Für Benoît Hamon von der Sozialistischen Partei sind die angekündigten Schritte »bei Weitem nicht auf der Höhe der Herausforderungen durch die Krise«. Jean-Luc Mélenchon, Vorsitzender der Partei der Linken, nannte es bezeichnend, dass die Rechtsregierung »nur 2,6 Milliarden Euro für soziale Maßnahmen bereitstellen will, während sie den Banken 360 Milliarden und den Industriekonzernen 26 Milliarden zuschanzt«.

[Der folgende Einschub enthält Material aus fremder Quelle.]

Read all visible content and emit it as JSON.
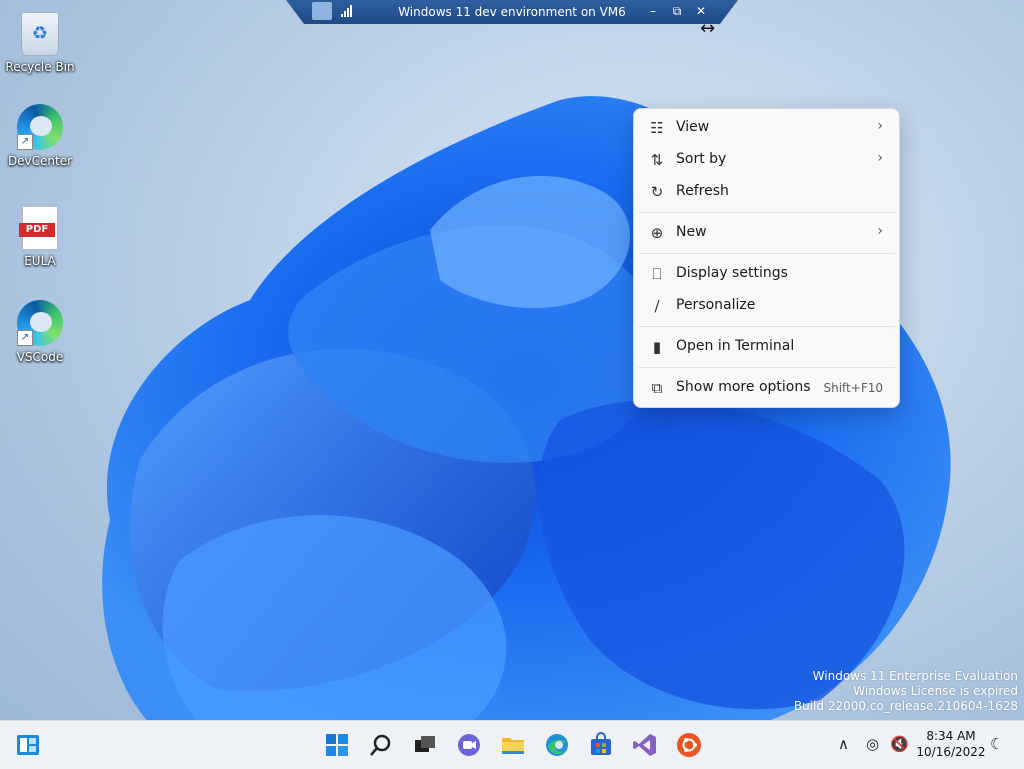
{
  "vm_bar": {
    "title": "Windows 11 dev environment on VM6",
    "minimize_glyph": "–",
    "restore_glyph": "⧉",
    "close_glyph": "✕"
  },
  "desktop_icons": [
    {
      "label": "Recycle Bin",
      "icon": "recycle-bin-icon"
    },
    {
      "label": "DevCenter",
      "icon": "edge-icon"
    },
    {
      "label": "EULA",
      "icon": "pdf-icon",
      "badge": "PDF"
    },
    {
      "label": "VSCode",
      "icon": "edge-icon"
    }
  ],
  "context_menu": {
    "items": [
      {
        "label": "View",
        "icon": "view-grid-icon",
        "glyph": "☷",
        "submenu": true
      },
      {
        "label": "Sort by",
        "icon": "sort-icon",
        "glyph": "⇅",
        "submenu": true
      },
      {
        "label": "Refresh",
        "icon": "refresh-icon",
        "glyph": "↻"
      },
      {
        "label": "New",
        "icon": "new-plus-icon",
        "glyph": "⊕",
        "submenu": true
      },
      {
        "label": "Display settings",
        "icon": "display-settings-icon",
        "glyph": "⎕"
      },
      {
        "label": "Personalize",
        "icon": "brush-icon",
        "glyph": "∕"
      },
      {
        "label": "Open in Terminal",
        "icon": "terminal-icon",
        "glyph": "▮"
      },
      {
        "label": "Show more options",
        "icon": "more-options-icon",
        "glyph": "⧉",
        "shortcut": "Shift+F10"
      }
    ],
    "submenu_arrow": "›"
  },
  "watermark": {
    "line1": "Windows 11 Enterprise Evaluation",
    "line2": "Windows License is expired",
    "line3": "Build 22000.co_release.210604-1628"
  },
  "taskbar": {
    "time": "8:34 AM",
    "date": "10/16/2022",
    "apps": [
      "widgets-icon",
      "start-icon",
      "search-icon",
      "task-view-icon",
      "chat-icon",
      "file-explorer-icon",
      "edge-icon",
      "store-icon",
      "visual-studio-icon",
      "ubuntu-icon"
    ],
    "tray_chevron": "∧",
    "tray_network": "◎",
    "tray_volume": "🔇",
    "tray_moon": "☾"
  },
  "colors": {
    "accent": "#0067c0",
    "vm_bar": "#1e4a86",
    "menu_bg": "#f9f9f9",
    "taskbar_bg": "#eef2f7"
  }
}
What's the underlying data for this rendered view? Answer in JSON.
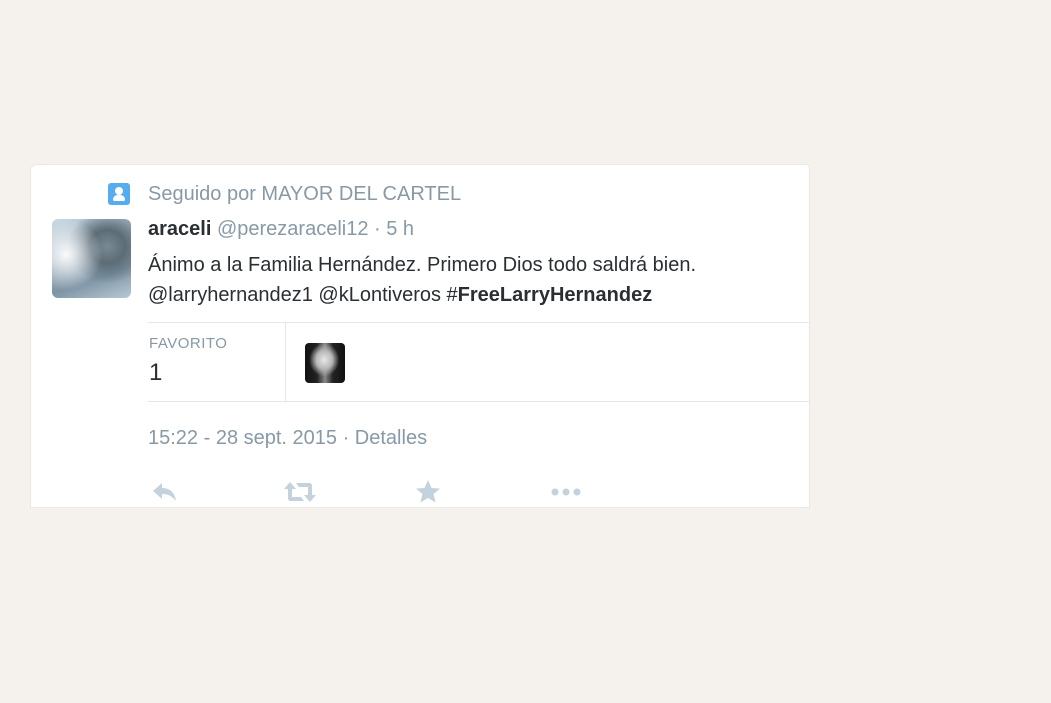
{
  "followed_by": {
    "text": "Seguido por MAYOR DEL CARTEL"
  },
  "tweet": {
    "name": "araceli",
    "handle": "@perezaraceli12",
    "separator": "·",
    "time": "5 h",
    "line1": "Ánimo a la Familia Hernández. Primero Dios todo saldrá bien.",
    "mention1": "@larryhernandez1",
    "mention2": "@kLontiveros",
    "hash_symbol": "#",
    "hashtag": "FreeLarryHernandez"
  },
  "stats": {
    "favorites_label": "FAVORITO",
    "favorites_count": "1"
  },
  "meta": {
    "datetime": "15:22 - 28 sept. 2015 · Detalles"
  },
  "icons": {
    "follow": "person-icon",
    "reply": "reply-icon",
    "retweet": "retweet-icon",
    "favorite": "star-icon",
    "more": "more-icon"
  },
  "colors": {
    "page_bg": "#f5f2ee",
    "muted_text": "#8899a6",
    "body_text": "#292f33",
    "accent": "#55acee",
    "action_icon": "#c4d2dd"
  }
}
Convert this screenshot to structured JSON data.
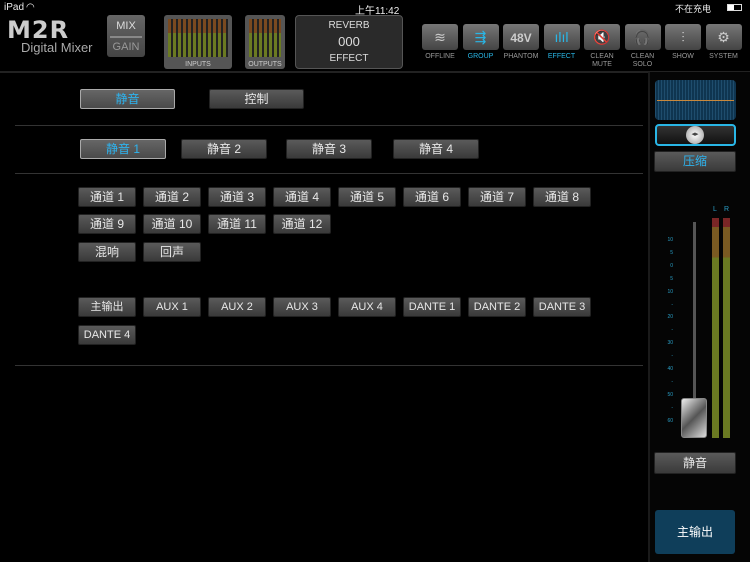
{
  "status_bar": {
    "device": "iPad",
    "time": "上午11:42",
    "charging": "不在充电"
  },
  "logo": {
    "brand": "M2R",
    "subtitle": "Digital Mixer"
  },
  "mix_gain": {
    "mix": "MIX",
    "gain": "GAIN"
  },
  "meters": {
    "inputs": "INPUTS",
    "outputs": "OUTPUTS"
  },
  "effect_display": {
    "type": "REVERB",
    "number": "000",
    "label": "EFFECT"
  },
  "toolbar": [
    {
      "label": "OFFLINE",
      "icon": "wifi-icon",
      "glyph": "≋",
      "active": false
    },
    {
      "label": "GROUP",
      "icon": "group-arrows-icon",
      "glyph": "⇶",
      "active": true
    },
    {
      "label": "PHANTOM",
      "icon": "48v-icon",
      "glyph": "48V",
      "active": false
    },
    {
      "label": "EFFECT",
      "icon": "effect-bars-icon",
      "glyph": "ılıl",
      "active": true
    },
    {
      "label": "CLEAN MUTE",
      "icon": "mute-speaker-icon",
      "glyph": "🔇",
      "active": false
    },
    {
      "label": "CLEAN SOLO",
      "icon": "headphones-icon",
      "glyph": "🎧",
      "active": false
    },
    {
      "label": "SHOW",
      "icon": "faders-icon",
      "glyph": "⫶",
      "active": false
    },
    {
      "label": "SYSTEM",
      "icon": "gear-icon",
      "glyph": "⚙",
      "active": false
    }
  ],
  "mode_tabs": [
    "静音",
    "控制"
  ],
  "group_tabs": [
    "静音 1",
    "静音 2",
    "静音 3",
    "静音 4"
  ],
  "channels": [
    "通道 1",
    "通道 2",
    "通道 3",
    "通道 4",
    "通道 5",
    "通道 6",
    "通道 7",
    "通道 8",
    "通道 9",
    "通道 10",
    "通道 11",
    "通道 12"
  ],
  "fx_returns": [
    "混响",
    "回声"
  ],
  "outputs": [
    "主输出",
    "AUX 1",
    "AUX 2",
    "AUX 3",
    "AUX 4",
    "DANTE 1",
    "DANTE 2",
    "DANTE 3",
    "DANTE 4"
  ],
  "right_panel": {
    "compress": "压缩",
    "meter_l": "L",
    "meter_r": "R",
    "scale": [
      "10",
      "5",
      "0",
      "5",
      "10",
      "-",
      "20",
      "-",
      "30",
      "-",
      "40",
      "-",
      "50",
      "-",
      "60"
    ],
    "mute": "静音",
    "main_out": "主输出"
  }
}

Kommentatoren machten darauf aufmerksam, dass die Sozialmaßnahmen vor allem der unteren Mittelschicht zugute kommen, die bei den Präsidentschaftswahlen 2007 massiv für Sarkozy stimmten, aber inzwischen besonders enttäuscht sind. Und die Gewerkschaften gehen davon aus, dass sich die Regierung nicht einmal zu den jetzt angekündigten Maßnahmen bequemt hätte, wenn nicht der Aktionstag vom 29. Januar den Grad der Unzufriedenheit und Kampfbereitschaft deutlich gemacht hätte. Sie rufen daher die Franzosen auf, sich massiv am nächsten nationalen Streik- und Aktionstag am 19. März zu beteiligen.